Они молчали долгие три минуты. Никто не плакал. Это время парни решили потратить на осмысление сказанного. Одна и та же правда била по голове осознанием, что все рано или поздно кончается. Кончается заряд на телефоне, кончается бензин в машине, арахисовое масло, страховка, жизнь кончается. И если масло, бензин, страховку можно заменить, то… То найти замену дорогим людям невозможно, как и счастливому детству, школьным годам. Ванесса умерла, и ничто на свете этого не восполнит. Ничто.
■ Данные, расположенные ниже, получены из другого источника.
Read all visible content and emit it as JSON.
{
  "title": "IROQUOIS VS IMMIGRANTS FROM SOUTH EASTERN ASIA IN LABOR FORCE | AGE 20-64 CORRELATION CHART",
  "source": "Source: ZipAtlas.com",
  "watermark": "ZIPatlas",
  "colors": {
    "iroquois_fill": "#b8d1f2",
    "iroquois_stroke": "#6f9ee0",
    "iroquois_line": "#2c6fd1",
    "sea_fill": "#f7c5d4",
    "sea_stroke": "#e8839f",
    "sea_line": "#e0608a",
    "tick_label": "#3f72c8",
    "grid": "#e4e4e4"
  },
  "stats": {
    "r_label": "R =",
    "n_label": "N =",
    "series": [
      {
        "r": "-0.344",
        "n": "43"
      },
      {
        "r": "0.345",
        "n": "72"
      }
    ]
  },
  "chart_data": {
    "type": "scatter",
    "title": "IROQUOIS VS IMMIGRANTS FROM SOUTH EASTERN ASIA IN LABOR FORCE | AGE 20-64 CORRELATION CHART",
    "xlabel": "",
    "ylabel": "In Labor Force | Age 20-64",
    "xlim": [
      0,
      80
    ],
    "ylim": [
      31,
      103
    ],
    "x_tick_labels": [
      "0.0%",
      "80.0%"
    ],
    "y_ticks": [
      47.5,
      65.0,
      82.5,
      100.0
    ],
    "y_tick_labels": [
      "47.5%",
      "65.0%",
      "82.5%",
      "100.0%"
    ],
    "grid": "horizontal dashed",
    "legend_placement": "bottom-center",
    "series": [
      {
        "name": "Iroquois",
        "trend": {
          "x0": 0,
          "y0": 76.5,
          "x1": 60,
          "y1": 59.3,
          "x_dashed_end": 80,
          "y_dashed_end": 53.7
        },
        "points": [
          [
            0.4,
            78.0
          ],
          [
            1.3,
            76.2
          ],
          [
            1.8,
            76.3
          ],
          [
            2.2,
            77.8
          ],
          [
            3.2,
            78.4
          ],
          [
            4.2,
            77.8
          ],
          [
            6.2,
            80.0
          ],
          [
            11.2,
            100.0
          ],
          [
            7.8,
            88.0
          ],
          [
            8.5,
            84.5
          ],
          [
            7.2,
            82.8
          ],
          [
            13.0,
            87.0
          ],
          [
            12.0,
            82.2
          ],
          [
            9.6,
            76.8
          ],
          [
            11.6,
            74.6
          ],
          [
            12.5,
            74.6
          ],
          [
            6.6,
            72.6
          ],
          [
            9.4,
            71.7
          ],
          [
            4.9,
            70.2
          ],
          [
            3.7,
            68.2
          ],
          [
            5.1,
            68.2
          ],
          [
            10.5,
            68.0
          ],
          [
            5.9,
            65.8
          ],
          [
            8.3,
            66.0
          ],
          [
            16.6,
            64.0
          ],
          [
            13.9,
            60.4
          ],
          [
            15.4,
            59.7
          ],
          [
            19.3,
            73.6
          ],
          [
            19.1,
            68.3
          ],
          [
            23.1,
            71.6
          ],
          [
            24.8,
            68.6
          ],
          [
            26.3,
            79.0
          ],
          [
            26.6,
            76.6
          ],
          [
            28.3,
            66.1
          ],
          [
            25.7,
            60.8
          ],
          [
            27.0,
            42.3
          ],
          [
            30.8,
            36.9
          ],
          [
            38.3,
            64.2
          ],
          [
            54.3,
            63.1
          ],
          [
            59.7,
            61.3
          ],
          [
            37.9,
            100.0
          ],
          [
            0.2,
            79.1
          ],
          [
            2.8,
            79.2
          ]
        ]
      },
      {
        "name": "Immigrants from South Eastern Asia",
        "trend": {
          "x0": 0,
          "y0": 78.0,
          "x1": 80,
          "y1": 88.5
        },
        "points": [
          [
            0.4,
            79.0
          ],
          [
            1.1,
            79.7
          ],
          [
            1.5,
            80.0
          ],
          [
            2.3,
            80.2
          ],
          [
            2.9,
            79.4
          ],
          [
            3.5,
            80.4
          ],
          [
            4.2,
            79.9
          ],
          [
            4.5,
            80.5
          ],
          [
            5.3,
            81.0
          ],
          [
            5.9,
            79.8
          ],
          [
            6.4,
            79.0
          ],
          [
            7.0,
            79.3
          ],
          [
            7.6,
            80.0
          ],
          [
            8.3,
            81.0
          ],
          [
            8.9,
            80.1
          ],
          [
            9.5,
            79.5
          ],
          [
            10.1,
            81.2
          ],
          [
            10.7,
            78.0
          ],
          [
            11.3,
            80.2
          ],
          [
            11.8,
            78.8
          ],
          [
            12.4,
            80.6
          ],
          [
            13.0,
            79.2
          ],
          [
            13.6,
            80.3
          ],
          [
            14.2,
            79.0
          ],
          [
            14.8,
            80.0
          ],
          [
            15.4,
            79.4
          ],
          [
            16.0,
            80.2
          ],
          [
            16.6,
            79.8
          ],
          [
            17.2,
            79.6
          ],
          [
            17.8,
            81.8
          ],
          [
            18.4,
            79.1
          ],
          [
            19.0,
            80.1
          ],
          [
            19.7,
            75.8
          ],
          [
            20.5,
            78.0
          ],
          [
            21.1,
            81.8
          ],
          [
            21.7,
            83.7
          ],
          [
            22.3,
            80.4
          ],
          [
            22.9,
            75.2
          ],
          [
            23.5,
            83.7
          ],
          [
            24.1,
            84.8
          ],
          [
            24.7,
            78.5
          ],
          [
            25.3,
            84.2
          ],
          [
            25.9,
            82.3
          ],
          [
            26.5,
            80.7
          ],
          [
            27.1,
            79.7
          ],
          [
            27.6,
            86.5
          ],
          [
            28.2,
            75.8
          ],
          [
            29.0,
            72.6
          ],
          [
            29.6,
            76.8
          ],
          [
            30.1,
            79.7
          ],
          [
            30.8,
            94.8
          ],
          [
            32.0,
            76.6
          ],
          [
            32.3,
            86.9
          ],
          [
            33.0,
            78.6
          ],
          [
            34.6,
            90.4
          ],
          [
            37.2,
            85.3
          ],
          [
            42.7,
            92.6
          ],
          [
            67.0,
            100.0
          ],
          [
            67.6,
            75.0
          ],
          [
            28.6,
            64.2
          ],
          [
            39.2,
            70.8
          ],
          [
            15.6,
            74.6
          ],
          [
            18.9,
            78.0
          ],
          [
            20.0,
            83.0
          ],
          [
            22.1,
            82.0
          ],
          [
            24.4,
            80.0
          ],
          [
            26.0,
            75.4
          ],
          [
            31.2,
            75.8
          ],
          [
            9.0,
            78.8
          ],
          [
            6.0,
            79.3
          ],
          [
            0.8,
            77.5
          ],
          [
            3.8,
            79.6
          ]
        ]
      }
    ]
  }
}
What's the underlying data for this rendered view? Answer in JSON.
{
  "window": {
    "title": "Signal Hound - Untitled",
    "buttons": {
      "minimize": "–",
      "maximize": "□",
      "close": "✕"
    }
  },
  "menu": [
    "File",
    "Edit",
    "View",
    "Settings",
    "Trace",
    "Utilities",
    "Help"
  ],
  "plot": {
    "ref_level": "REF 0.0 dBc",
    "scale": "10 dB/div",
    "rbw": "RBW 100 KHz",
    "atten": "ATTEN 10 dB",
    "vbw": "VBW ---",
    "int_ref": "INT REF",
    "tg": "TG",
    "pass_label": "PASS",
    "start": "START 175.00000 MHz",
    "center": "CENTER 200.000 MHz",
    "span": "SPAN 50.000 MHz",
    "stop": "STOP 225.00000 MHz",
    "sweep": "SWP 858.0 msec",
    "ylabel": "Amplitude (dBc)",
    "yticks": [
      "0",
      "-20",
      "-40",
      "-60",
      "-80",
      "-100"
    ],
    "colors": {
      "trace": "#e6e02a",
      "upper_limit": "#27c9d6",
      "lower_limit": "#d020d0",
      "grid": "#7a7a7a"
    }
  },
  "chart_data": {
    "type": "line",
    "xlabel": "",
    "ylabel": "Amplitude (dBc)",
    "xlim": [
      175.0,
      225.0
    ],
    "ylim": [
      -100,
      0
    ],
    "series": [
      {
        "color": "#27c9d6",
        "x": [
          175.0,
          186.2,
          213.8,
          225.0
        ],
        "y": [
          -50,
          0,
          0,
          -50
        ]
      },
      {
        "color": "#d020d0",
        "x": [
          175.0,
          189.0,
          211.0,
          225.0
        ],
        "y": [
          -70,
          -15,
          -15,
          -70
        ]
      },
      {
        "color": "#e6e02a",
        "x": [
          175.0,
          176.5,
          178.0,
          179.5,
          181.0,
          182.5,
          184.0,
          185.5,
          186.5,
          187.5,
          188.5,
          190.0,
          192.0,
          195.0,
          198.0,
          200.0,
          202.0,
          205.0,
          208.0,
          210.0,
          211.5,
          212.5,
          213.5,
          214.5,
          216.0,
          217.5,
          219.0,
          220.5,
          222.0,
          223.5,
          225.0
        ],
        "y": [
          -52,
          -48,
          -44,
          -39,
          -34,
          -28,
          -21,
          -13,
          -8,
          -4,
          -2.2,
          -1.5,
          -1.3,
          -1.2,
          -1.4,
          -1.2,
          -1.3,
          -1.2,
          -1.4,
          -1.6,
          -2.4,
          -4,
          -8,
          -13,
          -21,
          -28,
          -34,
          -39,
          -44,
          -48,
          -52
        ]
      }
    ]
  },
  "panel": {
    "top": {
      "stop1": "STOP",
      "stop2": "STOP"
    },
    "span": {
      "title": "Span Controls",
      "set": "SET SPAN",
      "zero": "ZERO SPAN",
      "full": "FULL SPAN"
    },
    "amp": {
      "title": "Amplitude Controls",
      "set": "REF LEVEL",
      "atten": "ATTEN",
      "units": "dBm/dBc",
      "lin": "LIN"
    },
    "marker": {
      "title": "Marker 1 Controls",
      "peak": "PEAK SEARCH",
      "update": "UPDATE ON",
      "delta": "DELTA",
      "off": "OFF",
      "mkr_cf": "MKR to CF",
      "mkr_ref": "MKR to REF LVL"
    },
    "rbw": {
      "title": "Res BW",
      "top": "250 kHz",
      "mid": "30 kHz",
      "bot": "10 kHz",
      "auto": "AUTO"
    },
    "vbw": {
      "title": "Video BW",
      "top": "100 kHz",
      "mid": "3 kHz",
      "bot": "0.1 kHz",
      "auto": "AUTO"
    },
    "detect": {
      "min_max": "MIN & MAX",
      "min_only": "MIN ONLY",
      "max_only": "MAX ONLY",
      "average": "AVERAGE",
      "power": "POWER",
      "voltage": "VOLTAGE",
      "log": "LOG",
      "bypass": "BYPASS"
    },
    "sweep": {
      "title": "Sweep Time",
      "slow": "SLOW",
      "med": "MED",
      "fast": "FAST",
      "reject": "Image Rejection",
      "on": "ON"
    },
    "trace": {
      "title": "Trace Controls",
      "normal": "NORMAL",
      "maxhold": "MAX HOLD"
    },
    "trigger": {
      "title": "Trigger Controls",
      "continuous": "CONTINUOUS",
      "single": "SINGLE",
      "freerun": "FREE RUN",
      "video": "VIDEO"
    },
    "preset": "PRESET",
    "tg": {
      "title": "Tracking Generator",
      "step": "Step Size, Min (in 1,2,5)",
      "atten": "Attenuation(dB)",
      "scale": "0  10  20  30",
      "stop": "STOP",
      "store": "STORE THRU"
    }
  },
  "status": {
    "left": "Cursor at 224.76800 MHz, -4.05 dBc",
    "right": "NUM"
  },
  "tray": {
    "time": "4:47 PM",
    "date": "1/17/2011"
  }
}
– Я знаю, что не сказал о парочке своих мыслей, но… Не смей думать об одиночестве. Мы всегда будем рядом. Нам лишь надо разобраться со своими жизнями. Понять, кому куда идти. Люди, которым суждено быть вместе, не расстаются надолго. Все решит судьба.
– Ты это в книжках Ричарда вычитал? – Том протянул листок Джеку.
– Нет, просто я тоже задумывался обо всем в последнее время. Вот и пришел к выводу, что бояться нечего. Все будет хорошо, когда-нибудь точно. – Джек прищурился и смог разглядеть Дилана, до сих пор стоявшего в очереди к автомату. Он явно злился. – Надеюсь, Дилан не начнет драку с детьми за газировку.
– Дилан не такой. – По почерку тяжело было сказать об интонации, но Джек все равно уловил неуверенность в этих словах.
– А какой он, Том?
Джек чуть не подпрыгнул от счастья, когда тема зашла о Дилане. Джек волновался. Он не мог быть рядом и при необходимости вмешаться. Все поступки и их ответственность лягут на Тома, а он, как известно, не всегда старался предугадать их последствия. Безопасно ли жить с Диланом? Не превратит ли он жизнь друга в ад? Джек выпал на пару минут, а Том как раз завершил свое сочинение на три листа.
– Не знаю. Не буду врать. Как я могу говорить, кто он такой и что из себя представляет, если мы знакомы всего ничего? Он хочет выступать на Бродвее, как и я, он красивый, харизматичный, целеустремленный и, узнав, что у меня резко стало много денег, не перекладывает оплату счетов на меня. – Том уничтожил первый листок и протянул Джеку второй. – Для него я такой же незнакомец, не забывай. Ссора с вами, выпускной и смерть мамы… Испытание нашей дружбы уже началось.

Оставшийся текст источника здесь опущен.